Les explications de la CEDH
La CEDH, basée à Strasbourg, a motivé son rejet en indiquant que « l'existence d'un risque imminent d'atteinte irréparable à un droit protégé par la Convention ou ses protocoles n'est pas établie ». La Cour ne s'est pas prononcée sur le fond du dossier, mais a examiné la demande au titre de l'article 39 de son règlement, qui permet une décision d'urgence en cas de risque grave et imminent.
Marine Le Pen estimait qu'il y avait urgence à suspendre sa peine d'inéligibilité, notamment si le président Emmanuel Macron décidait de dissoudre à nouveau l'Assemblée nationale.

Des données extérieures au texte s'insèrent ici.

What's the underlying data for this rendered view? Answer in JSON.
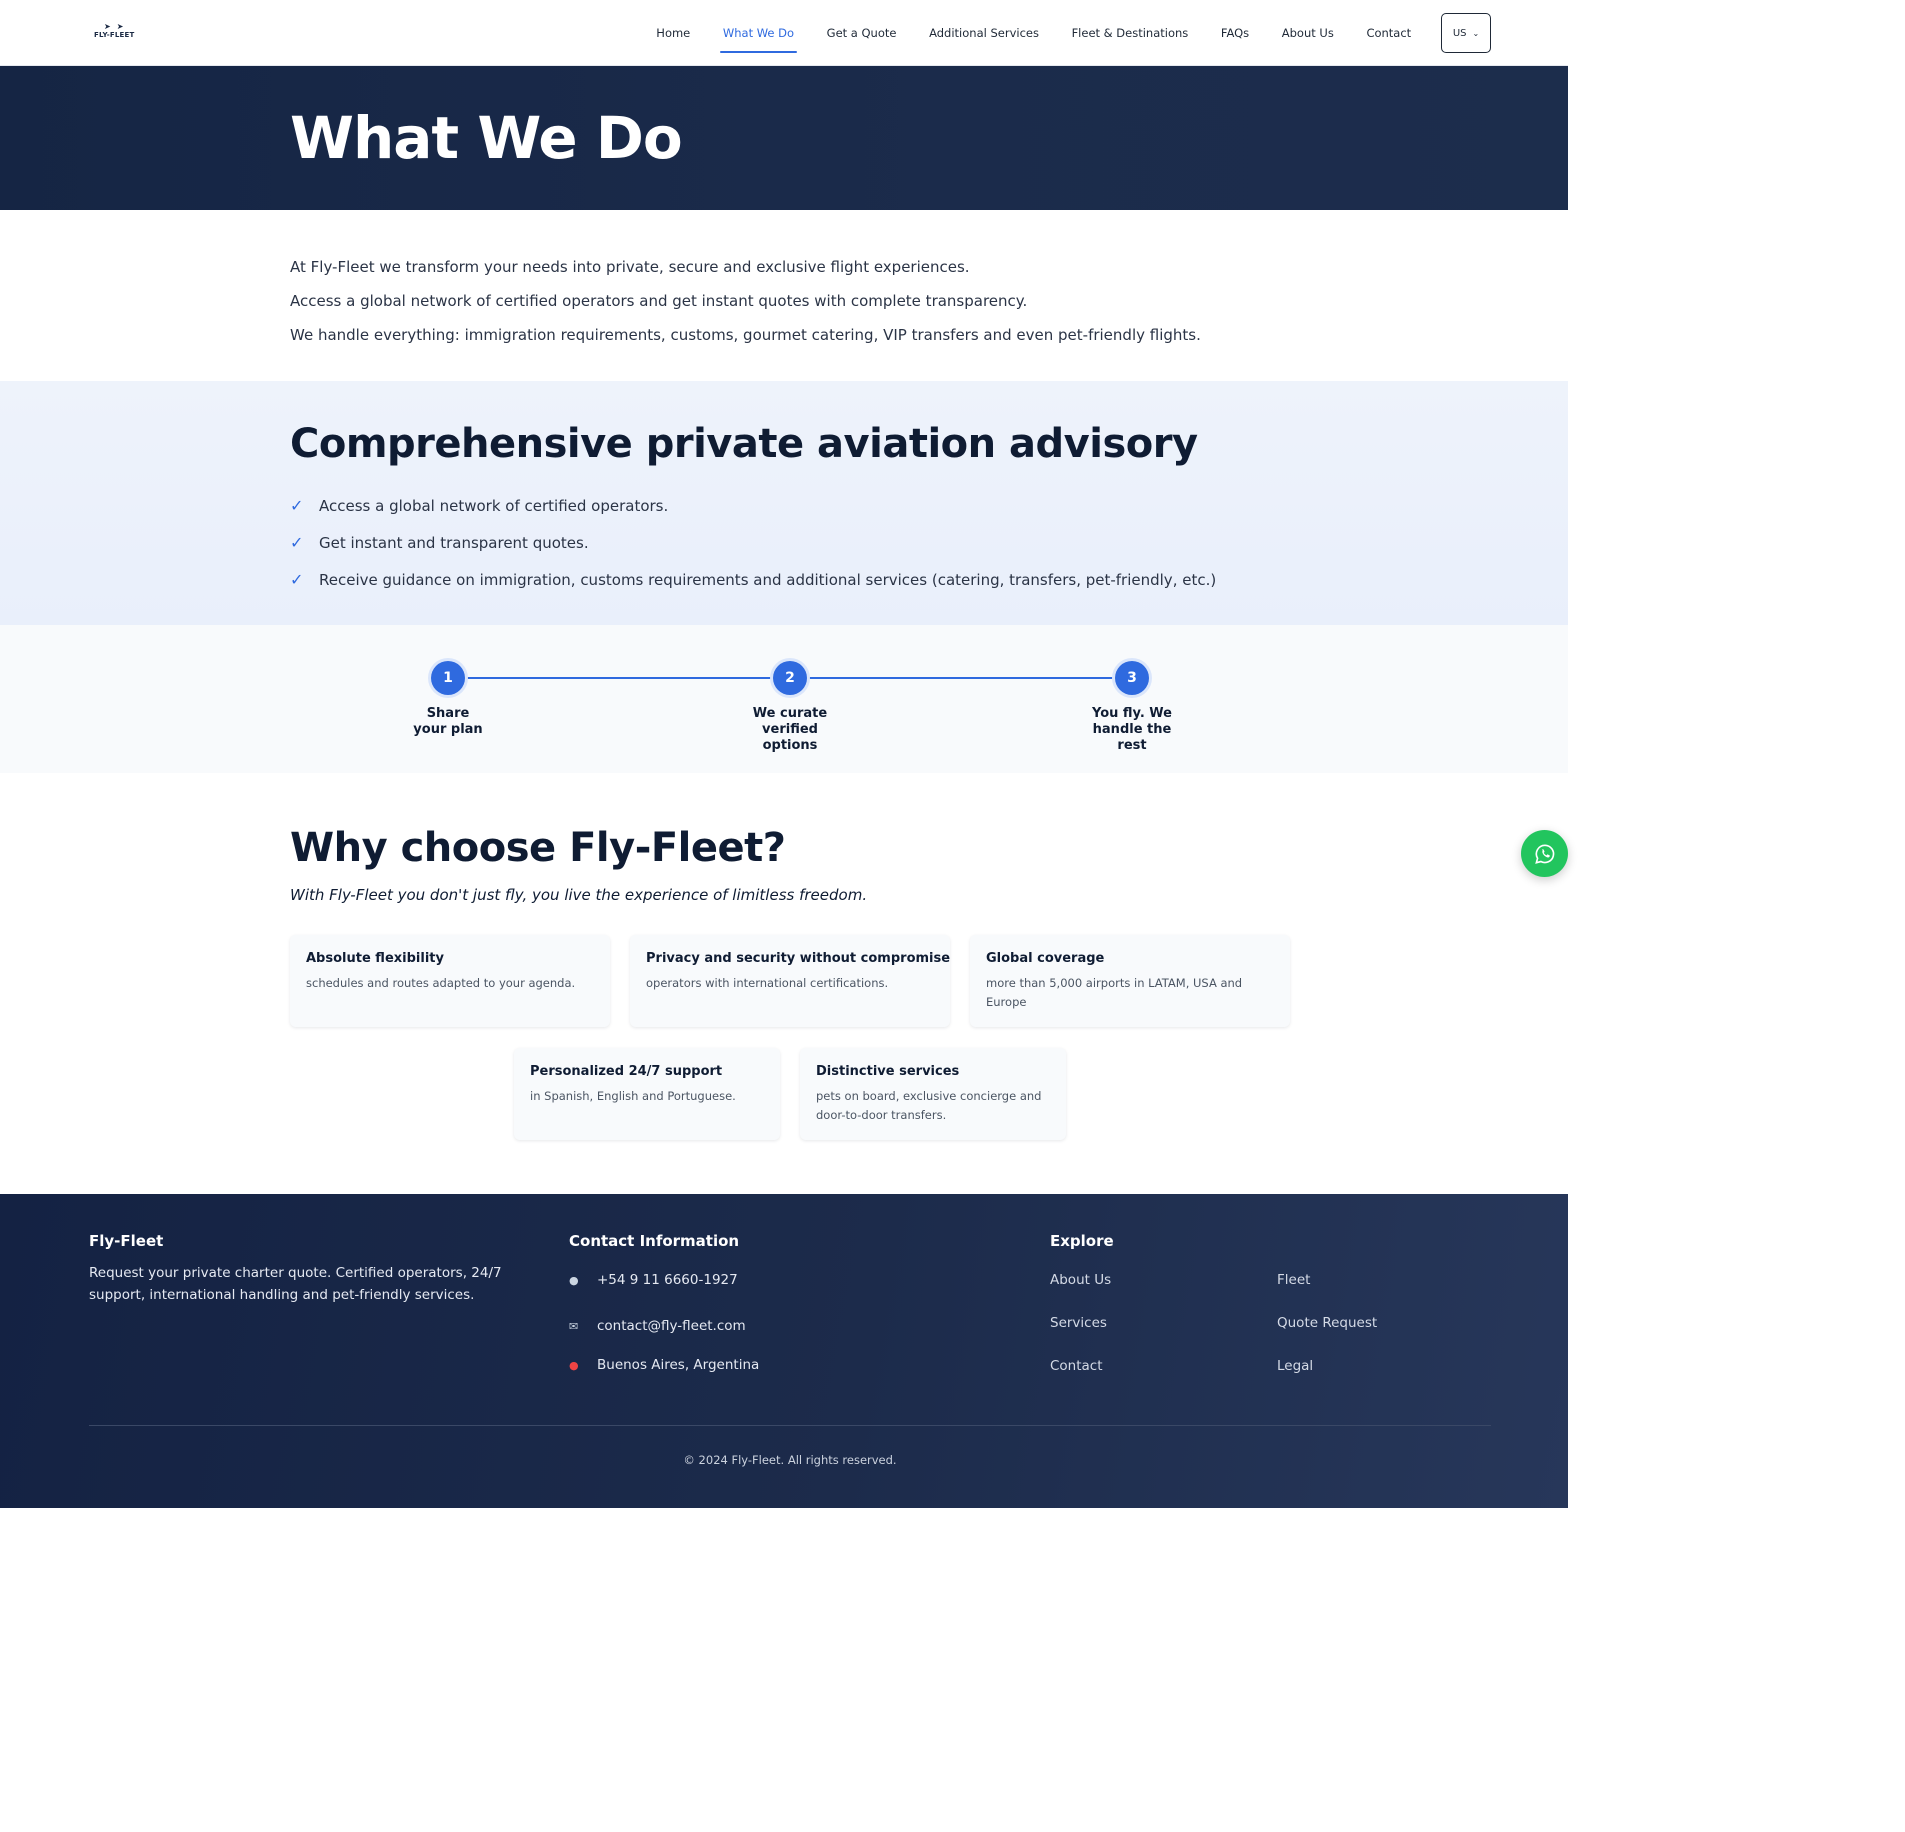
{
  "brand": {
    "logo_text": "FLY-FLEET"
  },
  "nav": {
    "items": [
      "Home",
      "What We Do",
      "Get a Quote",
      "Additional Services",
      "Fleet & Destinations",
      "FAQs",
      "About Us",
      "Contact"
    ],
    "active": "What We Do",
    "language": "US"
  },
  "hero": {
    "title": "What We Do"
  },
  "intro": {
    "paragraphs": [
      "At Fly-Fleet we transform your needs into private, secure and exclusive flight experiences.",
      "Access a global network of certified operators and get instant quotes with complete transparency.",
      "We handle everything: immigration requirements, customs, gourmet catering, VIP transfers and even pet-friendly flights."
    ]
  },
  "advisory": {
    "title": "Comprehensive private aviation advisory",
    "items": [
      "Access a global network of certified operators.",
      "Get instant and transparent quotes.",
      "Receive guidance on immigration, customs requirements and additional services (catering, transfers, pet-friendly, etc.)"
    ]
  },
  "steps": [
    {
      "number": "1",
      "label": "Share your plan"
    },
    {
      "number": "2",
      "label": "We curate verified options"
    },
    {
      "number": "3",
      "label": "You fly. We handle the rest"
    }
  ],
  "why": {
    "title": "Why choose Fly-Fleet?",
    "subtitle": "With Fly-Fleet you don't just fly, you live the experience of limitless freedom.",
    "cards": [
      {
        "title": "Absolute flexibility",
        "desc": "schedules and routes adapted to your agenda."
      },
      {
        "title": "Privacy and security without compromise",
        "desc": "operators with international certifications."
      },
      {
        "title": "Global coverage",
        "desc": "more than 5,000 airports in LATAM, USA and Europe"
      },
      {
        "title": "Personalized 24/7 support",
        "desc": "in Spanish, English and Portuguese."
      },
      {
        "title": "Distinctive services",
        "desc": "pets on board, exclusive concierge and door-to-door transfers."
      }
    ]
  },
  "footer": {
    "brand_title": "Fly-Fleet",
    "brand_text": "Request your private charter quote. Certified operators, 24/7 support, international handling and pet-friendly services.",
    "contact_title": "Contact Information",
    "phone": "+54 9 11 6660-1927",
    "email": "contact@fly-fleet.com",
    "location": "Buenos Aires, Argentina",
    "explore_title": "Explore",
    "explore_links": [
      "About Us",
      "Fleet",
      "Services",
      "Quote Request",
      "Contact",
      "Legal"
    ],
    "copyright": "© 2024 Fly-Fleet. All rights reserved."
  },
  "colors": {
    "accent": "#2f6adf",
    "navy": "#152544",
    "whatsapp": "#22c55e"
  }
}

Elle craignait que cette peine l'empêche de se présenter à d'éventuelles élections législatives anticipées.
Réaction de Marine Le Pen
Sur le réseau social X, Marine Le Pen a regretté cette décision : « La Cour rejette ma demande au motif que l'atteinte à mes droits n'est pas imminente, ce qui serait, en revanche, le cas si intervenait une dissolution. Au-delà de ce 'référé', la Cour est saisie au fond, de l'absence de recours effectif à l'exécution provisoire d'une peine d'inéligibilité. »
Contexte judiciaire
La présidente du groupe RN à l'Assemblée nationale a été reconnue coupable le 31 mars par le tribunal correctionnel de Paris d'avoir mis en place un « système » de détournement de fonds publics. Entre 2004 et 2016, des salariés de son parti, alors appelé Front national, ont été payés avec l'argent du Parlement européen pour un montant total de 4,4 millions d'euros.
Outre la peine d'inéligibilité, Marine Le Pen a été condamnée à quatre ans d'emprisonnement, dont deux ferme. Vingt-quatre autres prévenus, dont le parti en tant que personne morale, ont également été condamnés. La moitié d'entre eux a interjeté appel.
Cette décision de la CEDH intervient après que le Conseil d'État a déjà rejeté un recours de Marine Le Pen, confirmant ainsi son inéligibilité. La députée voit donc ses perspectives politiques compromises, alors qu'elle envisageait une nouvelle candidature à l'élection présidentielle.